The investment world has changed dramatically in the past 15 years. Many investors’ mindsets have shifted from an uncompromising focus on risk and return to firmly believing we also have to consider the social and environmental impact of investing. Today’s investors are increasingly aware that financial returns can go hand-in-hand with responsible investing, and there is no need for a trade-off.

Many institutional investors continue to make progress in integrating ESG aspects into their investments and moving towards a net-positive impact. This is both in response to stakeholder demands and new regulations such as the EU Sustainable Finance Disclosure Regulation, and also because they genuinely believe this is the right way forward. The introduction of the UN Sustainable Development Goals also highlighted that the world is facing huge challenges, ranging from climate change, poverty and pollution to loss of biodiversity.

Did 2020’s events alter your view on how impact can best serve communities?

If the past year has taught us anything, it is how everything – from global health and climate change to racial and social justice – is fundamentally interconnected.
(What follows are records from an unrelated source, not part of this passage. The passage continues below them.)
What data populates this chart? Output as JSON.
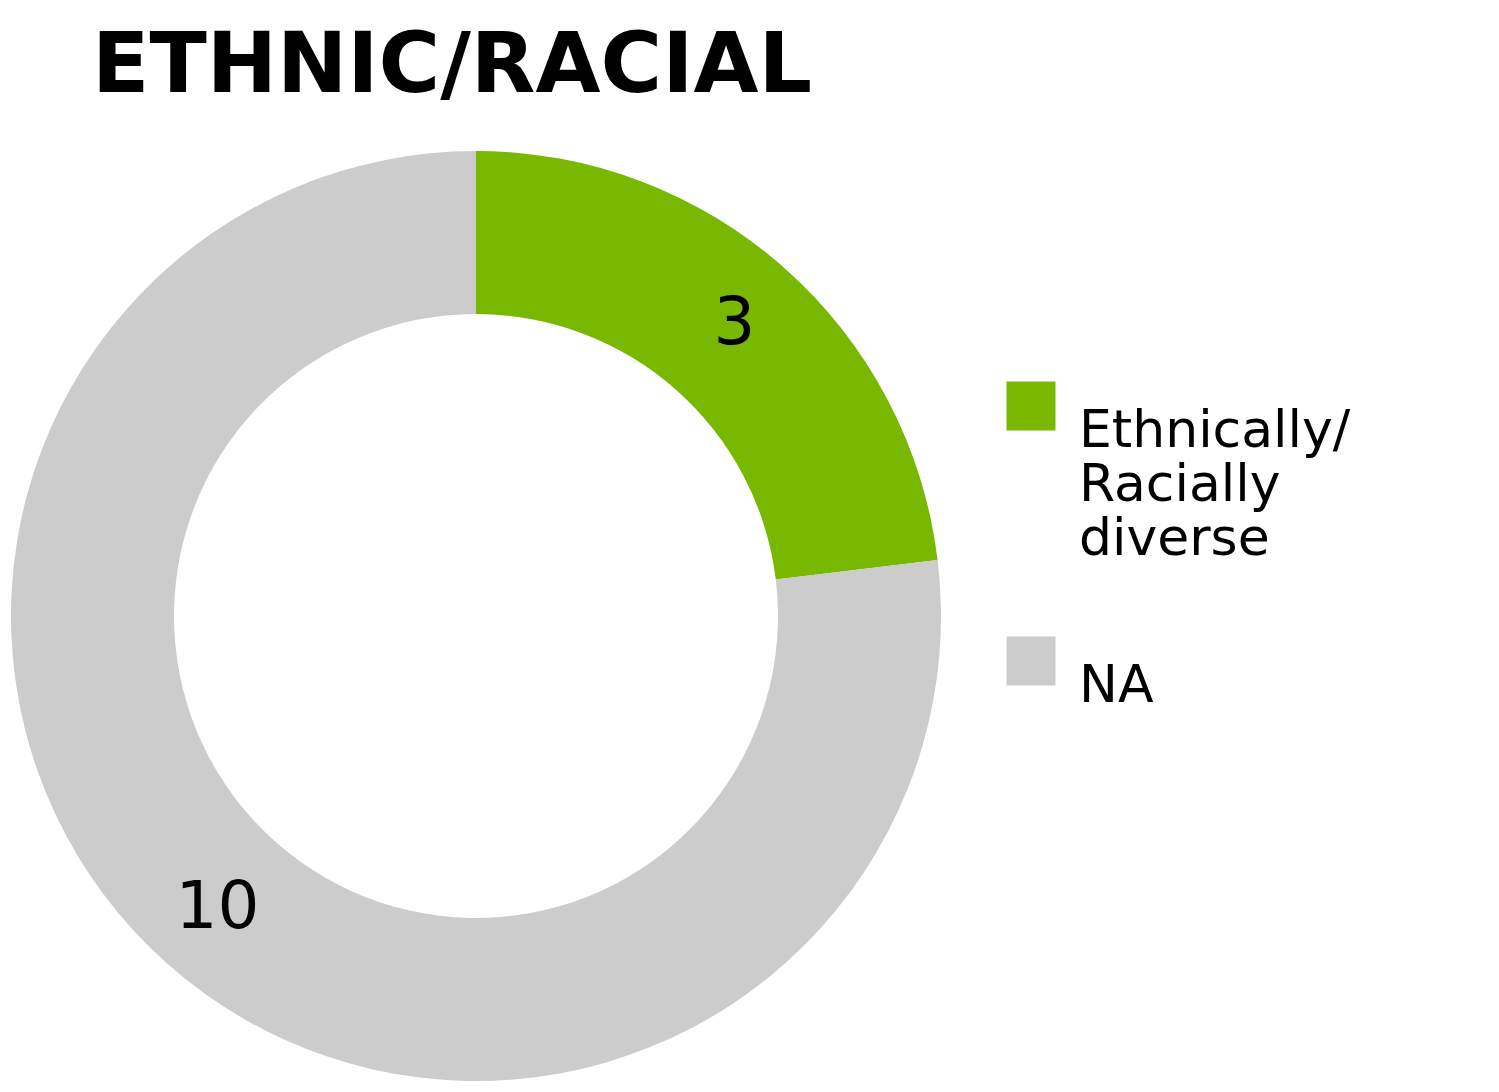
{
  "chart_data": {
    "type": "donut",
    "title": "ETHNIC/RACIAL",
    "categories": [
      "Ethnically/Racially diverse",
      "NA"
    ],
    "values": [
      3,
      10
    ],
    "colors": [
      "#78b800",
      "#cccccc"
    ],
    "data_labels": true,
    "legend": "right"
  }
}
As a result, many people now see impact investing as an effective tool for addressing these challenges.

Investment sectors strongly associated with impact investing include healthcare, renewable energy, finance, education and food/agriculture. Many of these sectors, especially the ones that were tech-enabled like healthtech, edtech, fintech, etc, proved to be resilient in an otherwise volatile year.

How do you encourage DE&I at your firm and with the funds you invest in?

As a diversity and inclusion ambassador at my firm, I’m a culture champion who advocates for diversity in hiring, promotions and operating practices. In my due diligence process with fund managers, down to their portfolio companies and more broadly on public/private boards, I inquire about and incorporate a diversity filter as part of my larger impact assessment.